Quantum charge pumping through resonant crossed Andreev reflection in superconducting hybrid junction of Silicene

TL;DR

This paper theoretically demonstrates how adiabatic quantum charge pumping in a silicene-based NISIN junction can achieve perfect crossed Andreev reflection or transmission, with large pumped charge, by tuning external fields and barrier parameters.

Contribution

It introduces a novel silicene NISIN setup that enables control over CAR and transmission resonances for efficient charge pumping, a new approach in superconducting hybrid devices.

Findings

Achieves unity probability of crossed Andreev reflection without transmission or elastic cotunneling.

Large pumped charge (~2e) is possible when the pumping cycle encloses resonance regions.

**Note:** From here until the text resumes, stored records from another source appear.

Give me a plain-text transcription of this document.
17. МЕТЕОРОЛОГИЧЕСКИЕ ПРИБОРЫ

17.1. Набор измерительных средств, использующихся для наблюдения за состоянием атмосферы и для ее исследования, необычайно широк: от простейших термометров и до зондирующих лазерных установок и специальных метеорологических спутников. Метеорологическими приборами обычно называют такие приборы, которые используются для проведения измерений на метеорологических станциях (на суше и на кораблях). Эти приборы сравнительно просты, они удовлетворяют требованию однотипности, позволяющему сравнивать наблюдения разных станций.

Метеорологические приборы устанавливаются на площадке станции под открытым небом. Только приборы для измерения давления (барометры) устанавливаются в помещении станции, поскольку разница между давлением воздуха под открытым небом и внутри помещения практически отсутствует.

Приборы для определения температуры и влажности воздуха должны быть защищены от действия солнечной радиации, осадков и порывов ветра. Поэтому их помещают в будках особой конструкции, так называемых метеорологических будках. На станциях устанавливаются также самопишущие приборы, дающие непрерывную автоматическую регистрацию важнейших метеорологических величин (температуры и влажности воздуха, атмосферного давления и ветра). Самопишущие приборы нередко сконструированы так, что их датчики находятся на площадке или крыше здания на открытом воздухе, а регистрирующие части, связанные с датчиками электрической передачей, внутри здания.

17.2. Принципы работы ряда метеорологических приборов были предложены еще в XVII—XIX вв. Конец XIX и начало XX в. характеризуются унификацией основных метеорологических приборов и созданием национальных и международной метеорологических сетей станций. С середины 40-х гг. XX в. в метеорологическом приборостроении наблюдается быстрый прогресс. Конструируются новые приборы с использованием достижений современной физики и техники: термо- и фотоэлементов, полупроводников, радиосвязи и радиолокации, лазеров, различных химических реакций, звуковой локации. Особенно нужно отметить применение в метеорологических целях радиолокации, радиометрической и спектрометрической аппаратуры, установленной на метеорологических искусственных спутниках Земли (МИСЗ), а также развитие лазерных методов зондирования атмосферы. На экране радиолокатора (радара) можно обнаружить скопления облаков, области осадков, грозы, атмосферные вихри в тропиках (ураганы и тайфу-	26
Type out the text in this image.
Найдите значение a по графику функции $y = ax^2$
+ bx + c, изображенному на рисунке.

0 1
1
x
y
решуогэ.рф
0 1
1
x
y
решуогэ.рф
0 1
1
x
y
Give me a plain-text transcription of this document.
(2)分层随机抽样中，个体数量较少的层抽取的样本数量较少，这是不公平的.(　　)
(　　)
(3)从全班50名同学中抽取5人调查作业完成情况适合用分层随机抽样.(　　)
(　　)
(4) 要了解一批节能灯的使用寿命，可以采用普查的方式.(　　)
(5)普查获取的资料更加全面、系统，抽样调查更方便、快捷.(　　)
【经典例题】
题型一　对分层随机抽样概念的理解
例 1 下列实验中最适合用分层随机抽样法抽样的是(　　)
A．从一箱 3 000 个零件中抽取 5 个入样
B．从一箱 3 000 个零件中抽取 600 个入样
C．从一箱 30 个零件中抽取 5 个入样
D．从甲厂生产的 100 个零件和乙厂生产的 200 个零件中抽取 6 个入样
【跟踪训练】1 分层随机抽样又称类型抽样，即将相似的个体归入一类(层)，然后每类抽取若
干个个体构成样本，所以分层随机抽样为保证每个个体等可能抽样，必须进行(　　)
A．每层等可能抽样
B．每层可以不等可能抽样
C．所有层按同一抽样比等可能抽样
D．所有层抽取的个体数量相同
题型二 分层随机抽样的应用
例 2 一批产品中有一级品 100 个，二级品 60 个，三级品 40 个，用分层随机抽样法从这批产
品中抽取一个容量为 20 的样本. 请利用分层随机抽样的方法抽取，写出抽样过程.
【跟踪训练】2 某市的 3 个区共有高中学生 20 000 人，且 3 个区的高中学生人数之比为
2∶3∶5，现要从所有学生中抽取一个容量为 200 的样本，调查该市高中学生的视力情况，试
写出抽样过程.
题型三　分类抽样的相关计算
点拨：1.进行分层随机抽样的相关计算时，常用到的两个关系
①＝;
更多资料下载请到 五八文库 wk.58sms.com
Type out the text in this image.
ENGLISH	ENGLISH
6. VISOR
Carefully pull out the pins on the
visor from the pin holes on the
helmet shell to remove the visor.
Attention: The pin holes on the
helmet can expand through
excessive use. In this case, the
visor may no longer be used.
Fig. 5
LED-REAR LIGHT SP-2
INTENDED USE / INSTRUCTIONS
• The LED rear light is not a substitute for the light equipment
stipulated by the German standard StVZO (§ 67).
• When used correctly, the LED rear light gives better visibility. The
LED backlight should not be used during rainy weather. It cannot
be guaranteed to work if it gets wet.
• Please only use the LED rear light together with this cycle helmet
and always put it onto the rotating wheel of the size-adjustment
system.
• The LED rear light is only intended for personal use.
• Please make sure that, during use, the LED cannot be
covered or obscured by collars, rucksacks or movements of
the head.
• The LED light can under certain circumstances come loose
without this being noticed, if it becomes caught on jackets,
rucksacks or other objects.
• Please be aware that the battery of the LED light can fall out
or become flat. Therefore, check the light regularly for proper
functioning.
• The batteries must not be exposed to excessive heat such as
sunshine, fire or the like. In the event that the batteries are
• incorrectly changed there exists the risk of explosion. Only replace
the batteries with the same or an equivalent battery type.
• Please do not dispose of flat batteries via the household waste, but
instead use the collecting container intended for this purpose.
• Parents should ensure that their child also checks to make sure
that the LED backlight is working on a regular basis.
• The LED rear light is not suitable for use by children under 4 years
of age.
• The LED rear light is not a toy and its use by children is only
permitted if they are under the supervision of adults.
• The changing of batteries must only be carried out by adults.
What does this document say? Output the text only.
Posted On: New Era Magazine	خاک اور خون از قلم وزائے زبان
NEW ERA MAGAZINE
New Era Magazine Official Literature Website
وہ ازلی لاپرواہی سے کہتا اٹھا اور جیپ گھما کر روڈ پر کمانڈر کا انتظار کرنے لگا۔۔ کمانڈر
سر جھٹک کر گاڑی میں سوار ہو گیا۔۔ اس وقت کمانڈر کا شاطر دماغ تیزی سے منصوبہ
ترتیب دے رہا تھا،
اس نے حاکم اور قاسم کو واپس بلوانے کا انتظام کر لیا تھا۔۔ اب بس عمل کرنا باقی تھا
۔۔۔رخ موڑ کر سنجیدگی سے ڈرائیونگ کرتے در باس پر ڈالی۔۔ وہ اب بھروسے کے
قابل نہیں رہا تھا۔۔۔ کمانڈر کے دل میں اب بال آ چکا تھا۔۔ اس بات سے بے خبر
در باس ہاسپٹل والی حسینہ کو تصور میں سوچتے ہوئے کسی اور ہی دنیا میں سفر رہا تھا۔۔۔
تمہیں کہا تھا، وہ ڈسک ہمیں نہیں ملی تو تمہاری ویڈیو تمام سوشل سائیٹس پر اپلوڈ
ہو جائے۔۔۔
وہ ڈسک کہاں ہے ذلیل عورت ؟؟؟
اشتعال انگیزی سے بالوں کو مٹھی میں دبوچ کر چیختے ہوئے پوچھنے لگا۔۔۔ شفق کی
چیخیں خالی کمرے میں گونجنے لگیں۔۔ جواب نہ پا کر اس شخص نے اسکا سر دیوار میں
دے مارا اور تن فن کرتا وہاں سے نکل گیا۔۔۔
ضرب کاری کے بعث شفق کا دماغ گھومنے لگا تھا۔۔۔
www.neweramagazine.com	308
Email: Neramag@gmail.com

External electric field and chemical potential tuning enable control over transport processes.

Abstract

We theoretically investigate the phenomena of adiabatic quantum charge pumping through a normal-insulator-superconductor-insulator-normal (NISIN) setup of silicene within the scattering matrix formalism. Assuming thin barrier limit, we consider the strength of the two barriers ($\chi_{1}$ and $\chi_{2}$) as the two pumping parameters in the adiabatic regime. Within this geometry, we obtain crossed Andreev reflection (CAR) with probability unity in the $\chi_{1}$-$\chi_{2}$ plane without concomitant transmission or elastic cotunneling (CT). Tunability of the band gap at the Dirac point by applying an external electric field perpendicular to the silicene sheet and variation of the chemical potential at the normal silicene region, open up the possibility of achieving perfect either CAR or transmission process through our setup. This resonant behavior is periodic with the barrier strengths. We analyze the behavior of the pumped charge through the NISIN structure as a function of the pumping strength and angles of the incident electrons. We show that large ($Q\sim2e$) pumped charge can be obtained through our geometry when the pumping contour encloses either the CAR or transmission resonance in the pumping parameter space. We discuss possible experimental feasibility of our theoretical predictions.